Liang Xinglong, Han Luyi, Zhang Xinlin, Li Xinnian, Sun Yue, Tong Tong, Tan Tao, Mann Ritse
The Department of Radiology and Nuclear Medicine, Radboud University Medical Centre, Nijmegen, The Netherlands.
The Department of Radiology, The Netherlands Cancer Institute, Amsterdam, The Netherlands.
Med Phys. 2025 Jul;52(7):e17860. doi: 10.1002/mp.17860. Epub 2025 Apr 28.
Magnetic resonance imaging (MRI) is a crucial medical imaging technique that can determine the structural and functional status of body tissues and organs. However, the prolonged MRI acquisition time increases the scanning cost and limits its use in less developed areas.
The objective of this study is to design a lightweight, data-driven under-sampling pattern for fastMRI to achieve a balance between MRI reconstruction quality and sampling time while also being able to be integrated with deep learning to further improve reconstruction quality.
In this study, we attempted to establish a connection between k-space and the corresponding MRI through singular value decomposition(SVD). Specifically, we apply SVD to MRI to decouple it into multiple components, which are sorted by energy contribution. Then, the sampling points that match the energy contribution in the k-space, which correspond to each component are selected sequentially. Finally, the sampling points obtained from all components are merged to obtain a mask. This mask can be used directly as a sampler or integrated into deep learning as an initial or fixed sampling points.
The experiments were conducted on two public datasets, and the results demonstrate that when the mask generated based on our method is directly used as the sampler, the MRI reconstruction quality surpasses that of state-of-the-art heuristic samplers. In addition, when integrated into the deep learning models, the models converge faster and the sampler performance is significantly improved.
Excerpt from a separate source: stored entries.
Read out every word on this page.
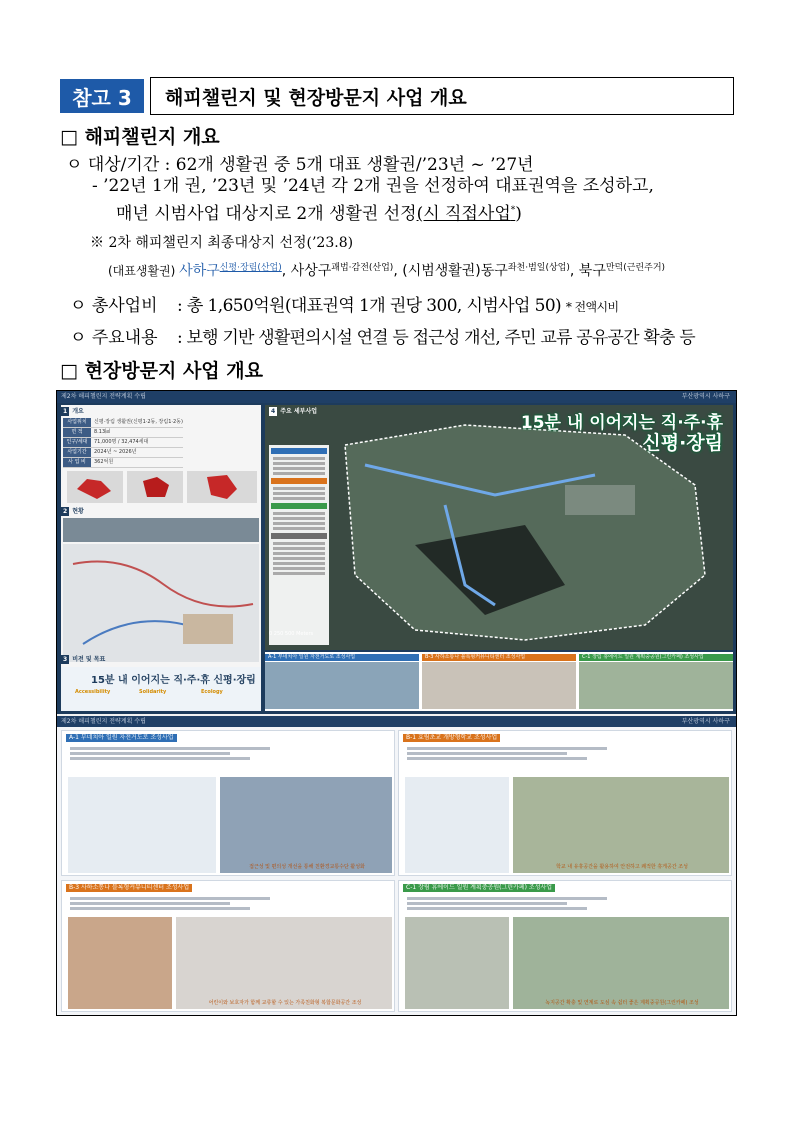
참고 3	해피챌린지 및 현장방문지 사업 개요
□ 해피챌린지 개요
ㅇ 대상/기간 : 62개 생활권 중 5개 대표 생활권/’23년 ~ ’27년
- ’22년 1개 권, ’23년 및 ’24년 각 2개 권을 선정하여 대표권역을 조성하고,
매년 시범사업 대상지로 2개 생활권 선정(시 직접사업*)
※ 2차 해피챌린지 최종대상지 선정(’23.8)
(대표생활권) 사하구$^{신평\cdot 장림(산업)}$, 사상구$^{괘법\cdot 감전(산업)}$, (시범생활권)동구$^{좌천\cdot 범일(상업)}$, 북구$^{만덕(근린주거)}$
ㅇ 총사업비 : 총 1,650억원(대표권역 1개 권당 300, 시범사업 50) * 전액시비
ㅇ 주요내용 : 보행 기반 생활편의시설 연결 등 접근성 개선, 주민 교류 공유공간 확충 등
□ 현장방문지 사업 개요
제2차 해피챌린지 전략계획 수립	부산광역시 사하구
1 개요
사업위치	신평·장림 생활권(신평1·2동, 장림1·2동)
면 적	8.13㎢
인구/세대	71,000명 / 32,474세대
사업기간	2024년 ~ 2026년
사 업 비	362억원
2 현황
3 비전 및 목표
15분 내 이어지는 직·주·휴 신평·장림
Accessibility	Solidarity	Ecology
4 주요 세부사업
15분 내 이어지는 직·주·휴
신평·장림
0 250 500 Meters
A-1 부네치아 일원 자전거도로 조성사업	B-3 사하소통나 블록형커뮤니티센터 조성사업	C-1 장림 휴에이드 일원 계획중공원(그린카페) 조성사업
제2차 해피챌린지 전략계획 수립	부산광역시 사하구
A-1 부네치아 일원 자전거도로 조성사업
접근성 및 편의성 개선을 통해 친환경교통수단 활성화
B-1 효림초교 개방형학교 조성사업
학교 내 유휴공간을 활용하여 안전하고 쾌적한 휴게공간 조성
B-3 사하소통나 블록형커뮤니티센터 조성사업
어린이와 보호자가 함께 교류할 수 있는 가족친화형 복합문화공간 조성
C-1 장림 휴에이드 일원 계획중공원(그린카페) 조성사업
녹지공간 확충 및 연계로 도심 속 쉼터 좋은 계획중공원(그린카페) 조성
The proposed lightweight data-driven sampling approach avoids time-consuming parameter tuning and the establishment of complex mathematical models, achieving a balance between reconstruction quality and sampling time.
磁共振成像(MRI)是一种关键的医学成像技术,能够确定身体组织和器官的结构与功能状态。然而,MRI采集时间过长会增加扫描成本,并限制其在欠发达地区的应用。
本研究的目的是为快速MRI设计一种轻量级、数据驱动的欠采样模式,以在MRI重建质量和采样时间之间取得平衡,同时还能够与深度学习相结合,进一步提高重建质量。
在本研究中,我们试图通过奇异值分解(SVD)在k空间与相应的MRI之间建立联系。具体而言,我们将SVD应用于MRI,将其解耦为多个分量,并按能量贡献进行排序。然后,依次选择k空间中与每个分量对应的能量贡献相匹配的采样点。最后,将从所有分量获得的采样点合并以获得一个掩码。这个掩码可以直接用作采样器,或者作为初始或固定采样点集成到深度学习中。
在两个公共数据集上进行了实验结果表明,当基于我们的方法生成的掩码直接用作采样器时,MRI重建质量超过了现有最先进的启发式采样器。此外,当集成到深度学习模型中时,模型收敛更快,采样器性能显著提高。
所提出的轻量级数据驱动采样方法避免了耗时的参数调整和复杂数学模型的建立,在重建质量和采样时间之间取得了平衡。